В эпитафии историка Фрица Штерна на смерть Гер-сона Блайхредера есть горькие слова, которые можно счесть постскриптумом к судьбам Витгенштейна и Поп-пера. При Прусской монархии Блайхредер был богат, знатен, влиятелен; «только одного у него не было — чувства принадлежности к своему народу, ощущения надежности и безопасности, которое бывает только среди своих. В этом, пожалуй, и состоит трагедия ассимиляции».
Однако есть в этой истории еще один важный момент. И Витгенштейн, и Поппер пережили катастрофу фашизма и войны, которая уничтожила культурную среду, взрастившую их, преследовала и губила их семьи. Но у одного были богатство и влияние, а следовательно, и свобода идти своим путем — и в житейском, и в философском смысле. Другому же приходилось рассчитывать только на себя, зарабатывая на жизнь и завоевывая философское пространство, где он мог бы оставить свой след.
Свобода, богатство, социальный статус, признание коллег — все это лежало между ними непреодолимой пропастью, которая стала особенно заметна после одного прогремевшего в Вене убийства. Убийство это не только имело политические последствия, но и преобразило лик венской философии, в которой Витгенштейн, несмотря на свою подчеркнутую отстраненность, сыграл — к великому разочарованию Поппера — ведущую роль.
Получай, ублюдок проклятый!
Иоганн Нельбек
21 июня 1936 года, около девяти часов утра, Мориц Шлик, как обычно, вышел из своего дома, выходящего окнами на английский сад перед дворцом Бельведера в верхнем конце улицы Принца Евгения, на трамвае «Д» неспешно доехал до центра и пешком направился в Венский университет, где руководил кафедрой философии индуктивных наук. Поднявшись по каменным ступеням, ведущим к величественному парадному входу, он быстрым шагом прошел через железные ворота, миновал гулкие своды центрального зала и, повернув направо, двинулся вверх по лестнице к аудиториям, где проходили занятия по философии и праву. Пятидесятичетырехлетний профессор опаздывал на лекцию по философии естественного мира, где намеревался говорить о причинности, детерминизме и существовании свободной воли 'человека.

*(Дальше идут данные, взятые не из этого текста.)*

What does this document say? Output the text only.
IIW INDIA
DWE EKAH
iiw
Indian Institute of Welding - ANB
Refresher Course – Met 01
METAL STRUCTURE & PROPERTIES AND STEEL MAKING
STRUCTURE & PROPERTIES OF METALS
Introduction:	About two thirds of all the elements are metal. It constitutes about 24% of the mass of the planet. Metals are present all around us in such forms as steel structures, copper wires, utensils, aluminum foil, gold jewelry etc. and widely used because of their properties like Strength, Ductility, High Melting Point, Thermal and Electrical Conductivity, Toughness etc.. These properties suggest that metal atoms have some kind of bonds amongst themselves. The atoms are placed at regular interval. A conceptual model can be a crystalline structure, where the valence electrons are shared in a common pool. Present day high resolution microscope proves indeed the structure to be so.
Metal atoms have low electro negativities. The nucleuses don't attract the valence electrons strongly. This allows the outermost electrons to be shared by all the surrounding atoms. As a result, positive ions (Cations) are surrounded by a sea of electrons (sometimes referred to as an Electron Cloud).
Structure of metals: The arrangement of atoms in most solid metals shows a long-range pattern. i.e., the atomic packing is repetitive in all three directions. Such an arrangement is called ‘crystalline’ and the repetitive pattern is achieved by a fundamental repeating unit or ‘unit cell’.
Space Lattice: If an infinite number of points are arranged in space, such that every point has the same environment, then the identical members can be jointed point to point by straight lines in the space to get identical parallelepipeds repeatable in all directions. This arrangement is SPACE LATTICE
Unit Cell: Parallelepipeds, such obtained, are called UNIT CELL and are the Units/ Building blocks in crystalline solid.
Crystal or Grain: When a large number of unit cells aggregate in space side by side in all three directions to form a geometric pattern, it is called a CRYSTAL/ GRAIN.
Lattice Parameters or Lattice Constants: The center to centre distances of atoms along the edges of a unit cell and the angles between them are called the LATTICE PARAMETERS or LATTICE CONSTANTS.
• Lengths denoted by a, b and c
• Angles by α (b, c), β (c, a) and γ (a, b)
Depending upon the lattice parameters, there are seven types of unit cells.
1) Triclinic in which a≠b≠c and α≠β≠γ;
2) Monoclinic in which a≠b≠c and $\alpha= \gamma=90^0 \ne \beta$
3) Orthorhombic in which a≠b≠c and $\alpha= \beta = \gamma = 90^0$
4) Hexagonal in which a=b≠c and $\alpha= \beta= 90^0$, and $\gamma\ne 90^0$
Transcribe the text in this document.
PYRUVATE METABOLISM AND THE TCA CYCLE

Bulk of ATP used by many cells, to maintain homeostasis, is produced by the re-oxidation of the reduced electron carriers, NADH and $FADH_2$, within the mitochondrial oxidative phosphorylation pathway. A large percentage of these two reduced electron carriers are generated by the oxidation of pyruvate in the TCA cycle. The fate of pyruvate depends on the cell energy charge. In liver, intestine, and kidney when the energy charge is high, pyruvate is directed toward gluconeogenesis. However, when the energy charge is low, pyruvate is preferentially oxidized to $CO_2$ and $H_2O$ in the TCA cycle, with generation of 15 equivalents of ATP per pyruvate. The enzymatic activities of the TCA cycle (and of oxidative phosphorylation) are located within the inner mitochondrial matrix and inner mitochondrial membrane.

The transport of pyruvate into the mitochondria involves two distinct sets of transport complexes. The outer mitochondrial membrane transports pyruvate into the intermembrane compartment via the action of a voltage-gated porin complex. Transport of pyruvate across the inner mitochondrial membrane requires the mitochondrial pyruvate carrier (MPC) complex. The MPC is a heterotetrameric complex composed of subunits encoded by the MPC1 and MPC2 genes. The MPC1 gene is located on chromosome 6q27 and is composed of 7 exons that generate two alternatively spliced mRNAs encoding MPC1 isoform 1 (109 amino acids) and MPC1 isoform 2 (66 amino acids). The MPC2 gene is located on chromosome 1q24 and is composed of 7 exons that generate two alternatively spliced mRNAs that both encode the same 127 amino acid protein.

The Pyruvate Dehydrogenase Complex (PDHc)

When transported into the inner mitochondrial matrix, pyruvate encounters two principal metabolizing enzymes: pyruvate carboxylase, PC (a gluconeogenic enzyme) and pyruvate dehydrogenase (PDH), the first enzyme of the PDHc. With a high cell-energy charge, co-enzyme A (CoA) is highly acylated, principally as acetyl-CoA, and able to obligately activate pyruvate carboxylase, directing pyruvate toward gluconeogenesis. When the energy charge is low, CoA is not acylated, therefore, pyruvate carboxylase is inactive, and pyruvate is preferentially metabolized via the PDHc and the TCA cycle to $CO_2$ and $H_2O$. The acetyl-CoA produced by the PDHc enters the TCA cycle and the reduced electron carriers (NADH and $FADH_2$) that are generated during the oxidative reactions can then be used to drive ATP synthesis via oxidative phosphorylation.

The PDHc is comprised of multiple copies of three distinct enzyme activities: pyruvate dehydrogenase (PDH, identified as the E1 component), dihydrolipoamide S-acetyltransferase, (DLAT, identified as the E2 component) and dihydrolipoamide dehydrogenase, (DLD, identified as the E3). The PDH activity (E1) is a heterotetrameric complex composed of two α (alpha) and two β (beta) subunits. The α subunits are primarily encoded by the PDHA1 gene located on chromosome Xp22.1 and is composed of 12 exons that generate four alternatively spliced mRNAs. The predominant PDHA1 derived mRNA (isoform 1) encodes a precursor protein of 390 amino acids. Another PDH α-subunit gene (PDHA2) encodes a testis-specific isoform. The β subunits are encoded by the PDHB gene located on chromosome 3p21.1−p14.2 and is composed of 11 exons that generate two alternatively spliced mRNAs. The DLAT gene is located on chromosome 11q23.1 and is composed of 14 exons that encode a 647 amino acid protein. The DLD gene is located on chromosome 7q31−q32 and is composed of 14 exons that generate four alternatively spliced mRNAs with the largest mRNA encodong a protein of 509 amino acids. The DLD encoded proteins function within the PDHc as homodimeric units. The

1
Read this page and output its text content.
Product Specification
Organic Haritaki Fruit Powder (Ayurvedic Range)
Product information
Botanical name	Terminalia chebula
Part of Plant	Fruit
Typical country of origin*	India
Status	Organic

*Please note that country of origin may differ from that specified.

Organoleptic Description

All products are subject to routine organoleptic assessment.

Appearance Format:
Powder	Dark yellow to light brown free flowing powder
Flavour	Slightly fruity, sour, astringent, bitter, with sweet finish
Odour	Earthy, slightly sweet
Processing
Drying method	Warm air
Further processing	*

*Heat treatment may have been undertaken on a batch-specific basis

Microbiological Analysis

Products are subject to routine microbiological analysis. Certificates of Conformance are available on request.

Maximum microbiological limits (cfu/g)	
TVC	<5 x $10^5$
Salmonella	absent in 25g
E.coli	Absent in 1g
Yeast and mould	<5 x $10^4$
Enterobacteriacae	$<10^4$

Шлик не был блистательным оратором, говорил он еле слышным монотонным голосом, но на его лекциях всегда было полно народа. Студентам импонировали ясность его мыслей и широта интересов — от естественных наук до логики и этики. Осанистый, седовласый, в неизменной жилетке, он всегда держался с достоинством, но при этом был добр и обаятелен, и студенты его любили. В академических кругах он тоже пользовался огромным уважением — как основатель и главная движущая сила группы философов и ученых, провозгласившей господство логического позитивизма в философии и вошедшей в историю под названием «Венский кружок». Более того: все знали, что именно Мориц Шлик вернул в философию Людвига Витгенштейна.
Шлик спешил на лекцию, а на лестнице его подстерегал некто Иоганн (или Ганс) Нельбек, прежде бывший его аспирантом. За угрозы Шлику Нельбека уже дважды помещали в психиатрическую лечебницу, где ему был поставлен диагноз «параноидная шизофрения». Нельбек был безумно влюблен в студентку Шлика Сильвию Боро-вицку, и с этим были отчасти связаны его навязчивые идеи по отношению к бывшему научному руководителю. Боровицка, сама будучи особой взбалмошной и неуравновешенной, категорически отвергла ухаживания Нельбека и вдобавок выказала, с его точки зрения, явный недостаток ума — призналась в романтических чувствах к преподавателю индуктивных наук. Неизвестно, отвечал ли ей взаимностью Шлик — женатый отец двоих детей; ясно лишь, что больное воображение Нельбека нарисовало картину бурного романа между профессором и студенткой.
Но это было, в глазах Нельбека, далеко не единственное оскорбление, нанесенное ему профессором. Еще находясь на принудительном лечении, он начал мучительные и преимущественно тщетные поиски работы. Каждый отказ становился болезненным ударом по его самолюбию. Он пытался скрыть свой диагноз, и его чуть было не приняли на должность преподавателя философии в образовательный центр для взрослых, но тут правда выплыла наружу. В этом Нельбек тоже винил Шлика — в конце концов, именно из-за жалоб последнего он оказался в палате для душевнобольных! Распаляя и растравляя себя, Нельбек вынашивал планы мести.
Иногда, читая лекцию об анализе логических суждений или природе истины, Шлик отрывал взгляд от записей — и видел среди студентов долговязую, костлявую фигуру Нельбека, его мрачное лицо в очках. Дома тоже не было покоя из-за телефонных звонков с оскорблениями и угрозами.